Taylor series for tetration
$x \uparrow \uparrow m$ is never analytic at $x = 0$ for $m > 1$. For example, consider $m = 2$, then you have the function $x \uparrow \uparrow 2 = x^x = e^{x \ln x}$ which clearly has a branch point at $x = 0$ and hence is not analytic. You can see this if we substitute $\ln x = 2\pi i n + \log x$ where $\log$ represents the principal branch of the logarithm, in which case we have $x^x = e^{x (2\pi i n + \log x)} = e^{x 2 \pi i n} e^{x\log x}$, which certainly depends on $n$ as long as $x$ is not an integer. You have similar problems for all $m > 1$.

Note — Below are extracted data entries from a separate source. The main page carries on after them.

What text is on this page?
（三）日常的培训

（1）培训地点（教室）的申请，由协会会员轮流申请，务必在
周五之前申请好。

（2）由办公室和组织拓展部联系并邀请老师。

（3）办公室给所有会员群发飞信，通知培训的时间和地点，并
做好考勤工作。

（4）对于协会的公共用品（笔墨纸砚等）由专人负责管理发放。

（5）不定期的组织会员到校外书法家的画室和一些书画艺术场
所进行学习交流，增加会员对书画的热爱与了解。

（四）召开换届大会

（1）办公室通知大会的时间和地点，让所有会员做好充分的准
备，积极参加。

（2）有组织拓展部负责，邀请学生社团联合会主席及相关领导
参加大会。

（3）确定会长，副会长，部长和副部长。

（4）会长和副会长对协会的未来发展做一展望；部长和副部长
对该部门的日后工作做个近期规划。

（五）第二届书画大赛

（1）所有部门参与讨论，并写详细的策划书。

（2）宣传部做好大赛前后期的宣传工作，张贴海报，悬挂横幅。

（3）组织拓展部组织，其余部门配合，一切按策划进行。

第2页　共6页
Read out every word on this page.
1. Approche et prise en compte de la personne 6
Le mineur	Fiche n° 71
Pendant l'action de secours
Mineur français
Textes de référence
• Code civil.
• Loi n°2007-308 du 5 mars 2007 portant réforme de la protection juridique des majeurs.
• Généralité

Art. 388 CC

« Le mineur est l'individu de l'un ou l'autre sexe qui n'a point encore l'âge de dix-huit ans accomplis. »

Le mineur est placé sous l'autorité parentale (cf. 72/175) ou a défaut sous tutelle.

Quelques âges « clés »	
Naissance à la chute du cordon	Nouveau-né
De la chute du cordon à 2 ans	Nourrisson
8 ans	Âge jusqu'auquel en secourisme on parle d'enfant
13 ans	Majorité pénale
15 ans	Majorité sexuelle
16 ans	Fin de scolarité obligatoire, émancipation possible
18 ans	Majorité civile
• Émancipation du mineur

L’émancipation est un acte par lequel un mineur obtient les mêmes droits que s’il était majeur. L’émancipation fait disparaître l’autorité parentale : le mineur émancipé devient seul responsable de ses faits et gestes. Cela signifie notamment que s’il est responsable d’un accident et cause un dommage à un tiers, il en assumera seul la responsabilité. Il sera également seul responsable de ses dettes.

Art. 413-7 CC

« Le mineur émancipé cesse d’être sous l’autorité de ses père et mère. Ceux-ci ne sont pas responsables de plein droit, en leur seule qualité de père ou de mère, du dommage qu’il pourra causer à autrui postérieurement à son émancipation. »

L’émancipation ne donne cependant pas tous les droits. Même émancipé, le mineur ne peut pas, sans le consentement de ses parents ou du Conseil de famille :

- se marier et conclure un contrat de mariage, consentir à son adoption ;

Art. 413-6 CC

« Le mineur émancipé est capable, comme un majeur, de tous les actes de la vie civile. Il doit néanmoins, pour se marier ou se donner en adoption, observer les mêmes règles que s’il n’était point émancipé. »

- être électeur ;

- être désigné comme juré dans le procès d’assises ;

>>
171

The function $x \uparrow \uparrow m$ is always analytic at $1$, which can be seen inductively: Clearly for $m=1$ it is analytic at $1$. If $x \uparrow \uparrow m$ is analytic at 1, then $x \uparrow \uparrow{(m+1)} = e^{(\ln x)(x\uparrow \uparrow m)}$ is analytic at $1$ because $\exp$ is analytic everwhere and $\ln$ is analytic at 1. The Taylor series of $x \uparrow \uparrow m$ at $1$ is not very nice, but the terms can be computed explicitly. Wolfram Mathworld tells us that $$ (e^x) \uparrow\uparrow m = \sum_{n=0}^m \frac{(n+1)^n}{(n+1)!} x^n + \sum_{n = m+1}^\infty a_{m n} x^n$$ where $a_{m n}$ have a rather complicated recursive formula. To compute the Taylor series of $x \uparrow\uparrow m$ at $1$, you could compose the above series with the series for $\ln(x)$ at $1$ using Faa di Bruno's formula. Not very simple, but it probably as close to a closed form as you will get.